L’interpellation musclée du député Abdou Mbow par les éléments de la gendarmerie nationale, qui ont fait irruption dans l’hémicycle pour l’extraire de la salle, a provoqué une onde de choc au Parlement. En signe de protestation, Me Aïssata Tall Sall, présidente du groupe parlementaire Takku Wallu Sénégal, a immédiatement quitté la séance plénière en compagnie de l’ensemble de ses collègues de l’opposition.
S’exprimant à chaud sur cet incident sans précédent et sur l’avenir de la proposition de loi portant révision de la Constitution, l’ancienne ministre des Affaires étrangères a prédit l’échec inéluctable du texte, estimant que les conditions de son adoption sont profondément entachées d’irrégularités. « Elle n’ira nulle part parce que c’est une faction qui est en train de la voter. Elle n’ira nulle part parce que quand on vote dans la friction, dans le bruit, dans le chaos, dans la faction et dans le fracas, ça n’ira nulle part. La loi sera retoquée », a-t-elle martelé devant les journalistes.

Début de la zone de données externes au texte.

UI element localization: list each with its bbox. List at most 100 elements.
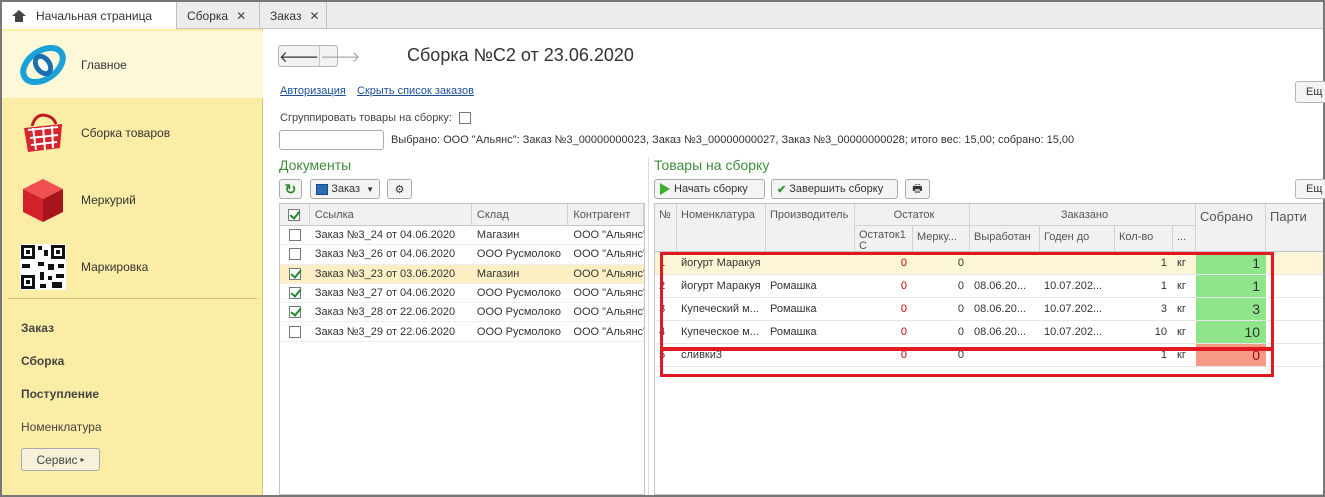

La parlementaire de l’opposition a vivement fustigé l’attitude de la majorité au pouvoir, qu’elle accuse de traiter les charges de l’État avec une légèreté coupable. « Ils sont en train de s’amuser, ils n’ont qu’à s’amuser puisqu’ils pensent que leur mandat est un amusement. Nous, nous prenons notre mandat au sérieux parce que nous respectons le peuple. Eux, ils ne respectent pas le peuple », a-t-elle lancé avec véhémence.

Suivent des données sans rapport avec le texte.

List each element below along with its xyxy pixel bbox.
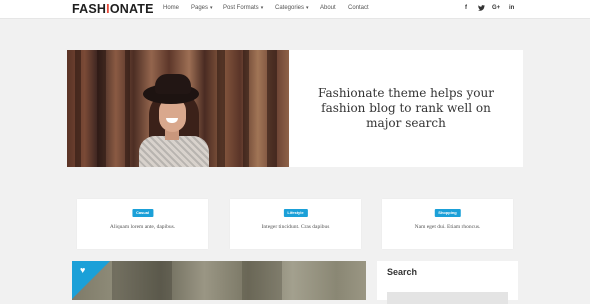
site-logo[interactable]: FASHIONATE bbox=[72, 1, 154, 17]
nav-item-post-formats[interactable]: Post Formats ▾ bbox=[223, 0, 263, 18]
logo-text-part2: ONATE bbox=[109, 2, 154, 16]
nav-item-contact[interactable]: Contact bbox=[348, 0, 369, 18]
favorite-corner bbox=[72, 261, 110, 299]
google-plus-icon[interactable]: G+ bbox=[492, 0, 500, 18]
category-badge[interactable]: Casual bbox=[131, 209, 154, 217]
photo-shade bbox=[242, 261, 282, 300]
category-badge[interactable]: Lifestyle bbox=[283, 209, 308, 217]
nav-item-label: Categories bbox=[275, 5, 305, 11]
hero-image[interactable] bbox=[67, 50, 289, 167]
nav-item-pages[interactable]: Pages ▾ bbox=[191, 0, 213, 18]
twitter-icon[interactable] bbox=[478, 0, 485, 18]
sidebar-search-widget: Search bbox=[377, 261, 518, 304]
nav-item-label: About bbox=[320, 5, 336, 11]
widget-title: Search bbox=[387, 267, 418, 277]
chevron-down-icon: ▾ bbox=[210, 5, 213, 11]
nav-item-categories[interactable]: Categories ▾ bbox=[275, 0, 309, 18]
tree-trunk bbox=[97, 50, 106, 167]
logo-text-part1: FASH bbox=[72, 2, 107, 16]
tree-trunk bbox=[217, 50, 225, 167]
nav-item-home[interactable]: Home bbox=[163, 0, 179, 18]
category-card-lifestyle: Lifestyle Integer tincidunt. Cras dapibu… bbox=[230, 199, 361, 249]
hero-title[interactable]: Fashionate theme helps your fashion blog… bbox=[310, 86, 502, 131]
nav-item-label: Home bbox=[163, 5, 180, 11]
heart-icon[interactable]: ♥ bbox=[80, 266, 89, 275]
nav-item-label: Contact bbox=[348, 5, 369, 11]
chevron-down-icon: ▾ bbox=[306, 5, 309, 11]
featured-hero: Fashionate theme helps your fashion blog… bbox=[67, 50, 523, 167]
tree-trunk bbox=[75, 50, 81, 167]
photo-shade bbox=[112, 261, 172, 300]
category-card-shopping: Shopping Nam eget dui. Etiam rhoncus. bbox=[382, 199, 513, 249]
card-title[interactable]: Aliquam lorem ante, dapibus. bbox=[77, 224, 208, 230]
linkedin-icon[interactable]: in bbox=[509, 0, 514, 18]
chevron-down-icon: ▾ bbox=[260, 5, 264, 11]
hero-caption[interactable]: Fashionate theme helps your fashion blog… bbox=[289, 50, 523, 167]
nav-item-about[interactable]: About bbox=[320, 0, 336, 18]
nav-item-label: Post Formats bbox=[223, 5, 259, 11]
shirt-pattern bbox=[139, 136, 209, 167]
category-card-casual: Casual Aliquam lorem ante, dapibus. bbox=[77, 199, 208, 249]
search-input[interactable] bbox=[387, 292, 508, 304]
tree-trunk bbox=[125, 50, 130, 167]
nav-item-label: Pages bbox=[191, 5, 209, 11]
card-title[interactable]: Nam eget dui. Etiam rhoncus. bbox=[382, 224, 513, 230]
hat-crown bbox=[155, 74, 191, 94]
post-thumbnail[interactable] bbox=[72, 261, 366, 300]
top-navbar: FASHIONATE Home Pages ▾ Post Formats ▾ Cat… bbox=[0, 0, 590, 19]
tree-trunk bbox=[243, 50, 249, 167]
card-title[interactable]: Integer tincidunt. Cras dapibus bbox=[230, 224, 361, 230]
category-badge[interactable]: Shopping bbox=[434, 209, 461, 217]
facebook-icon[interactable]: f bbox=[465, 0, 467, 18]
tree-trunk bbox=[267, 50, 277, 167]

Revenant sur l’argument du poids numérique, régulièrement mis en avant par le régime pour imposer ses réformes législatives, la présidente du groupe Takku Wallu Sénégal a manié l’ironie en réservant une formule particulièrement imagée à ses adversaires politiques. « Ils disent qu’ils ont une majorité. Oui, mais une majorité pastèque : gros dehors et rien à l’intérieur. Voilà ce qu’ils sont, que Dieu nous garde », a-t-elle conclu, actant ainsi une rupture totale au sein de la représentation nationale.